Laurent Ajina The Perfect Line?
Dam, Stuhltrager Gallery March 21 - April 20, 2008
Vacuum cleaners, sewing machines, chairs, guns. These are just a few of the objects I envisioned while looking at Laurent Ajina’s works in his recent solo show at Dam, Stuhltrager. I also saw transformers and large factories. I even thought I glimpsed an entire city.
Ajina’s works possess an immense power of evocation. Abstract line drawings in paint marker on canvas or paper, they forever suggest the trappings of everyday life, but consistently refuse to concede to them. They engage with the viewer’s imagination but refuse to be bounded by it. They are formations of lines that feel frenetic and yet carefully executed.
Ajina’s show, his first in the United States, is an exciting three-room endeavor. The artist flew in himself to install it, resulting in an exhibition that, at its best, enhances the dynamism of the works through an innovative set-up. This is most apparent in the gallery’s front room, where Ajina’s unframed canvases hang randomly around the space, some butting against top corners and others situated more classically in the middle of walls.
In this room, the artist’s lines are not confined to the canvases but instead trail off onto the walls and windows. The whole space becomes a work of art, toying with the idea of absence versus presence—are the walls the primary focus, with a few smaller works serving as interruptions, or are the canvases pieces of a larger whole that is hidden behind the wall? Where are we meant to focus our attention? Foreground and background exchange places, leaving the viewer to consider the shifting nature of reality, which for Ajina, is rooted in perception. In much the same way that the drawings themselves suggest forms and objects but never actualize them, the room suggests possible set-ups and realities but never commits to one.

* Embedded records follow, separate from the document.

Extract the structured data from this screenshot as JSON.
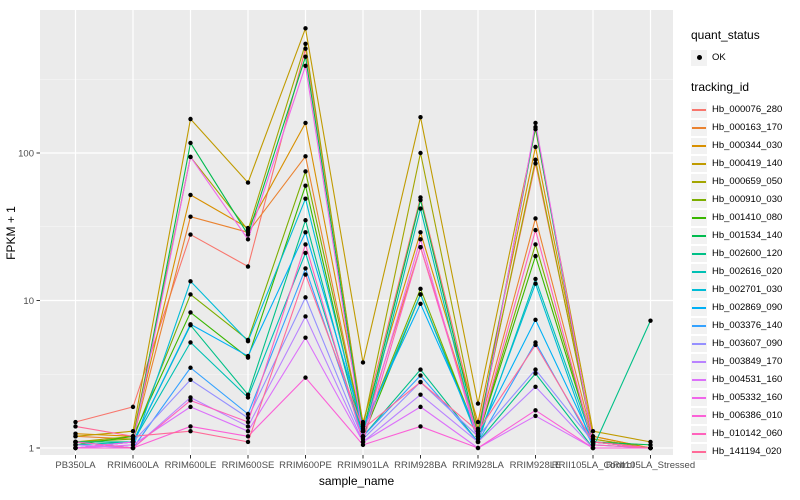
{
  "figure": {
    "background": "#FFFFFF",
    "panel_bg": "#EBEBEB",
    "grid_color": "#FFFFFF",
    "tick_label_color": "#4D4D4D",
    "tick_mark_color": "#333333",
    "point_color": "#000000"
  },
  "axes": {
    "x_title": "sample_name",
    "y_title": "FPKM + 1"
  },
  "legend": {
    "quant_title": "quant_status",
    "quant_items": [
      {
        "label": "OK",
        "marker": "black-point"
      }
    ],
    "tracking_title": "tracking_id"
  },
  "chart_data": {
    "type": "line",
    "title": "",
    "xlabel": "sample_name",
    "ylabel": "FPKM + 1",
    "y_scale": "log10",
    "ylim": [
      0.9,
      900
    ],
    "y_ticks": [
      1,
      10,
      100
    ],
    "y_tick_labels": [
      "1",
      "10",
      "100"
    ],
    "grid": true,
    "legend_position": "right",
    "point_marker": "black-dot (quant_status = OK)",
    "categories": [
      "PB350LA",
      "RRIM600LA",
      "RRIM600LE",
      "RRIM600SE",
      "RRIM600PE",
      "RRIM901LA",
      "RRIM928BA",
      "RRIM928LA",
      "RRIM928LE",
      "RRII105LA_Control",
      "RRII105LA_Stressed"
    ],
    "series": [
      {
        "name": "Hb_000076_280",
        "color": "#F8766D",
        "values": [
          1.5,
          1.9,
          28,
          17,
          510,
          1.45,
          50,
          1.35,
          85,
          1.2,
          1.0
        ]
      },
      {
        "name": "Hb_000163_170",
        "color": "#EA8331",
        "values": [
          1.2,
          1.15,
          37,
          29,
          95,
          1.3,
          23,
          1.3,
          36,
          1.15,
          1.0
        ]
      },
      {
        "name": "Hb_000344_030",
        "color": "#D89000",
        "values": [
          1.25,
          1.2,
          52,
          31,
          160,
          1.5,
          29,
          1.5,
          110,
          1.2,
          1.0
        ]
      },
      {
        "name": "Hb_000419_140",
        "color": "#C09B00",
        "values": [
          1.2,
          1.3,
          170,
          63,
          700,
          3.8,
          175,
          2.0,
          145,
          1.3,
          1.1
        ]
      },
      {
        "name": "Hb_000659_050",
        "color": "#A3A500",
        "values": [
          1.1,
          1.2,
          94,
          30,
          550,
          1.4,
          100,
          1.3,
          90,
          1.15,
          1.0
        ]
      },
      {
        "name": "Hb_000910_030",
        "color": "#7CAE00",
        "values": [
          1.1,
          1.15,
          11,
          5.4,
          75,
          1.3,
          12,
          1.2,
          24,
          1.1,
          1.0
        ]
      },
      {
        "name": "Hb_001410_080",
        "color": "#39B600",
        "values": [
          1.05,
          1.2,
          8.3,
          4.1,
          60,
          1.2,
          11,
          1.2,
          20,
          1.1,
          1.0
        ]
      },
      {
        "name": "Hb_001534_140",
        "color": "#00BB4E",
        "values": [
          1.0,
          1.1,
          117,
          28,
          450,
          1.3,
          48,
          1.2,
          150,
          1.1,
          1.05
        ]
      },
      {
        "name": "Hb_002600_120",
        "color": "#00C087",
        "values": [
          1.1,
          1.1,
          6.8,
          2.3,
          35,
          1.2,
          3.4,
          1.1,
          3.2,
          1.0,
          7.3
        ]
      },
      {
        "name": "Hb_002616_020",
        "color": "#00C0B4",
        "values": [
          1.05,
          1.1,
          5.2,
          2.2,
          21,
          1.2,
          42,
          1.1,
          14,
          1.1,
          1.0
        ]
      },
      {
        "name": "Hb_002701_030",
        "color": "#00BCD6",
        "values": [
          1.1,
          1.0,
          13.5,
          5.3,
          49,
          1.3,
          11,
          1.15,
          13,
          1.0,
          1.0
        ]
      },
      {
        "name": "Hb_002869_090",
        "color": "#00B0F6",
        "values": [
          1.0,
          1.1,
          6.9,
          4.2,
          29,
          1.4,
          9.5,
          1.25,
          7.4,
          1.1,
          1.0
        ]
      },
      {
        "name": "Hb_003376_140",
        "color": "#35A2FF",
        "values": [
          1.1,
          1.0,
          3.5,
          1.7,
          16.5,
          1.2,
          3.1,
          1.1,
          5.2,
          1.05,
          1.0
        ]
      },
      {
        "name": "Hb_003607_090",
        "color": "#9590FF",
        "values": [
          1.0,
          1.1,
          2.9,
          1.6,
          10.5,
          1.15,
          2.8,
          1.2,
          3.4,
          1.1,
          1.0
        ]
      },
      {
        "name": "Hb_003849_170",
        "color": "#B983FF",
        "values": [
          1.05,
          1.0,
          2.2,
          1.4,
          7.8,
          1.1,
          2.3,
          1.1,
          2.6,
          1.0,
          1.0
        ]
      },
      {
        "name": "Hb_004531_160",
        "color": "#DC71FA",
        "values": [
          1.0,
          1.05,
          1.9,
          1.3,
          5.6,
          1.1,
          1.9,
          1.0,
          1.65,
          1.0,
          1.0
        ]
      },
      {
        "name": "Hb_005332_160",
        "color": "#F066EA",
        "values": [
          1.0,
          1.1,
          94,
          26,
          390,
          1.2,
          26,
          1.1,
          160,
          1.1,
          1.0
        ]
      },
      {
        "name": "Hb_006386_010",
        "color": "#FB61D7",
        "values": [
          1.0,
          1.0,
          1.4,
          1.2,
          3.0,
          1.05,
          1.4,
          1.0,
          1.8,
          1.0,
          1.0
        ]
      },
      {
        "name": "Hb_010142_060",
        "color": "#FF62BC",
        "values": [
          1.1,
          1.0,
          2.1,
          1.5,
          24,
          1.1,
          23,
          1.2,
          30,
          1.05,
          1.0
        ]
      },
      {
        "name": "Hb_141194_020",
        "color": "#FF6A98",
        "values": [
          1.4,
          1.2,
          1.3,
          1.1,
          15,
          1.35,
          2.8,
          1.3,
          5.0,
          1.1,
          1.0
        ]
      }
    ]
  }
}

The second room features one unframed work and four framed ones. Their display still departs from a typical gallery presentation but doesn’t quite maintain the dynamism of the front room. The frames around the drawings here inhibit the works, containing their energy rather than liberating it. The works are strong enough to stand on their own, but the frames impose a distance between the lines and the viewer. We can envision the objects encapsulated in the drawings and sense their energy, but we can’t quite get lost in them.
In the final room, Ajina displays another variation on his characteristic form—modules. The modules are made from folded canvas, upon which Ajina has drawn lines that are thicker, darker, and less frequent than in his other works. Mid-sized and pill-shaped, they are arranged on the wall so that they form two trajectories, either raining down from the ceiling or floating up from the floor, depending on the viewer’s interpretation.
The modules are three-dimensional realizations of Ajina’s drawings. They retain the abstraction but also give it a tangible form. In this respect, they are less inviting for the imagination; it’s difficult to see cars and arms and cities in objects that already have their own forms. The three dimensionality, the thing-ness of the sculptures, imposes itself on the lines, rather than the lines projecting their myriad possibilities onto flat, blank canvas or paper. What’s more, the viewer cannot see all of the lines and intersections on a module at once—looking at an object, we can see only one side at a time—causing the lines to lose their suggestive power and become decorative.
As a whole, the show examines the way different contexts infuse similar lines with completely different visual connotations. It questions how much of that difference is Ajina’s doing, how much of it is ours, and whether either scenario engenders a more perfect state for the line. Perhaps that’s why the title of the show contains a question mark. What is the perfect line? the artist asks us to consider. What are the conditions necessary to create it, and more than that, is such a thing even possible (or desirable)? We walk away from the gallery wondering whether Ajina knows more than he lets on, leaving us to reconsider this touchstone of all artistic process and solve the puzzle ourselves. Only one thing is certain: By inserting that question mark, Ajina assures us that there are no answers to be found in his exhibit—only question after question after question.